The film successfully juxtaposes both Curtis’ point of view with those around him, pushing the audience to empathize with and recognize Curtis for what he is. The darker tones of the film are well balanced with Curtis’ relationship with the boy as he tries to coach the boy at basketball. The film beautifully sheds light on the confusion and hurt that coincide with mental illness and normalizes this pain in a palatable way. “Curtis” shows that everyone has a backstory, even the random people you see on the street, and stresses the importance of not immediately judging them or brushing them aside.
Alison Rothman: “15 Things You Didn’t Know About Bigfoot: Number 1 Will Blow Your Mind” (2020)

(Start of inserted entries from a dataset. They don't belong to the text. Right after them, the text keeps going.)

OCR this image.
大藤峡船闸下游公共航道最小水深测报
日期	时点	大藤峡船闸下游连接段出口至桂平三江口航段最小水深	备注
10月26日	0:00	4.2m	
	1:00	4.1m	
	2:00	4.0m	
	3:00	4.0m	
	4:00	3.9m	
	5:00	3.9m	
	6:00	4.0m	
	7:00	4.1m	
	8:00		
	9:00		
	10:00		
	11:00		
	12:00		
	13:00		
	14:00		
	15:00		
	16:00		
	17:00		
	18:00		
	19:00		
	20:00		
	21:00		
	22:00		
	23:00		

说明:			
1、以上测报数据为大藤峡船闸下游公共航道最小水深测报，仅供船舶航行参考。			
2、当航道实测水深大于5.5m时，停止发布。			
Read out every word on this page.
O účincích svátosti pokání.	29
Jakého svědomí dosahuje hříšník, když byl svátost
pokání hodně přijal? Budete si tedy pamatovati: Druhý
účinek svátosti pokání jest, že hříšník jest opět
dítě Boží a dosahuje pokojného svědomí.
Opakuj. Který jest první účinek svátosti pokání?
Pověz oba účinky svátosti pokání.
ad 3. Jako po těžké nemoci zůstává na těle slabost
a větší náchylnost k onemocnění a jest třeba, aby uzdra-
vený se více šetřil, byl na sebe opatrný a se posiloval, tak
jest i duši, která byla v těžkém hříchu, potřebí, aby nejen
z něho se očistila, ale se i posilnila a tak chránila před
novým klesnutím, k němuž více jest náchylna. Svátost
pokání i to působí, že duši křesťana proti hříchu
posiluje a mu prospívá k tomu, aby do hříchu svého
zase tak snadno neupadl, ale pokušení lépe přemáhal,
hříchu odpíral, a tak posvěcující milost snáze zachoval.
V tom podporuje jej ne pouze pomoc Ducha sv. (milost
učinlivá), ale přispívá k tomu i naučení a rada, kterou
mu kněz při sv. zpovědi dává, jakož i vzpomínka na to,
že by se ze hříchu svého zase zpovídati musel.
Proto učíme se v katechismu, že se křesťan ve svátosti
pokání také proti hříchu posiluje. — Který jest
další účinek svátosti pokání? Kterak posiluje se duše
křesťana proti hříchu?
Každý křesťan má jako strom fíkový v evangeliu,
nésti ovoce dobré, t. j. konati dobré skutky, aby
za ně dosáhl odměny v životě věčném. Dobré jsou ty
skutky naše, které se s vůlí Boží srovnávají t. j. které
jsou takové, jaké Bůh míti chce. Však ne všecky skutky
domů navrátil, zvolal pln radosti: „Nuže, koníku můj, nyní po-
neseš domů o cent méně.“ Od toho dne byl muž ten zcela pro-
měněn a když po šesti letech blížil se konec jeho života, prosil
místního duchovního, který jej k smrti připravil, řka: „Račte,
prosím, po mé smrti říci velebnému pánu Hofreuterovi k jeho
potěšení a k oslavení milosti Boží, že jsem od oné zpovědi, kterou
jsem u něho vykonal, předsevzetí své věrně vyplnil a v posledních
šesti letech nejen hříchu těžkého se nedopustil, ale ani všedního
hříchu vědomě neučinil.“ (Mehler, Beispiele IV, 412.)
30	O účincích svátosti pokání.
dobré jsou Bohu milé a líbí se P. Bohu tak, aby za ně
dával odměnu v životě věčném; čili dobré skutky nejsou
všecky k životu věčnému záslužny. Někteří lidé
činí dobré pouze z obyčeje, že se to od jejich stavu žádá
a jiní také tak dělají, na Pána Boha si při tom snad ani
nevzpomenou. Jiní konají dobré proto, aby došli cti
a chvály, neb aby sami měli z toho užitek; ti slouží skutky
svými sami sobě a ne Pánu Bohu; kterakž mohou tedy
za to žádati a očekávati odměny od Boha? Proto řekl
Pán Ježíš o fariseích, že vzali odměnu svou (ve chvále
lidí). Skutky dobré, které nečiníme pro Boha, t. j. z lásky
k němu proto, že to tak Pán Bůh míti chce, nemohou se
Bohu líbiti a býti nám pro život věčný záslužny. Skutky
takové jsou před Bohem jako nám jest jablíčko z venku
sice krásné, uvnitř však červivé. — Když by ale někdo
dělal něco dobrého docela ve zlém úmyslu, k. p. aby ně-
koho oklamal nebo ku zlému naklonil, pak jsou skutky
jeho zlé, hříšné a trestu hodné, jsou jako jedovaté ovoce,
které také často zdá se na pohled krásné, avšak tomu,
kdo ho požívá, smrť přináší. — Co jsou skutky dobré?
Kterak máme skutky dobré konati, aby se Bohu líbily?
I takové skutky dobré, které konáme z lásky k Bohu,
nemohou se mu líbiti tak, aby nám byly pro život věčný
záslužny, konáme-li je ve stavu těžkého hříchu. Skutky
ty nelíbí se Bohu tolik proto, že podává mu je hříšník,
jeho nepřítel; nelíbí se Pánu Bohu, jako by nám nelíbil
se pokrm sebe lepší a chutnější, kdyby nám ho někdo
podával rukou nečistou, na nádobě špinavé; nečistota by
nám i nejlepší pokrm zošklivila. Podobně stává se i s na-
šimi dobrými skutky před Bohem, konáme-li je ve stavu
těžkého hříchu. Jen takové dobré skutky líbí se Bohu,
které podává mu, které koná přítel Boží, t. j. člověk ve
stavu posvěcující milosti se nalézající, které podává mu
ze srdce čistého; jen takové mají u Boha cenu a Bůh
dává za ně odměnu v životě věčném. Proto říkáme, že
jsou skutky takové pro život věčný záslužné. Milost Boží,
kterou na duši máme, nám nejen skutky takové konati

“15 Things You Didn’t Know About Bigfoot: Number 1 Will Blow Your Mind” is a comedy mockumentary that follows a journalist, his cameraman and a bigfoot hunter as they get into trouble in the woods while trying to find the infamous sasquatch. However, unlike other films within the same genre, director Zach Lamplugh’s film is disappointingly unfunny. The movie begins by introducing the main character, Brian (Brian Emond), a cynical and arrogant journalist who believes he is too good to be covering small stories. Brian and his cameraman, Zach (Zach Lamplugh), are sent on an assignment to cover a Bigfoot festival in northern Georgia where they meet Jeff (Jeffrey Stephenson), a Bigfoot expert with a large YouTube following.
The story continues as Jeff takes Brian and Zach into the woods on a camping expedition to find Bigfoot. Here, nearly nothing of note happens as most of the dialogue is Brian either making fun of Jeff or complaining about being in the woods. Toward the end of their trek, however, the trio discovers what appears to be a decaying corpse lying under a tree, with no clear cause of death. Immediately after this incident, the audience is bombarded with confusing plot twists, new characters and unrelated storylines that have little to no relevance to the film thus far. In the end, Bigfoot saves the day during a shoot-out with a drug cartel and the three main characters get the satisfying endings they never deserved. Zach and Brian get promoted and Jeff’s ex-girlfriend suddenly falls back in love with him.
With nauseating camerawork, excessive narration and uninspired performances, “15 Things You Didn’t Know About Bigfoot” really misses the mark. The horror isn’t horrifying, especially since the cameraman always seems to just miss the action. The comedy also isn’t well-developed, relying on simple conflicts toward the beginning of the film and changing course with complicated, incoherent twists at the very end. There were a few times during this movie where I found myself chuckling, but it wasn’t at anything I hadn’t heard before. The film did have some heartfelt scenes that were surprisingly emotional and effective, bringing a much-needed depth to the story. However, this film doesn’t really stand out in any memorable way and, unfortunately, I didn’t learn anything about Bigfoot that I didn’t already know.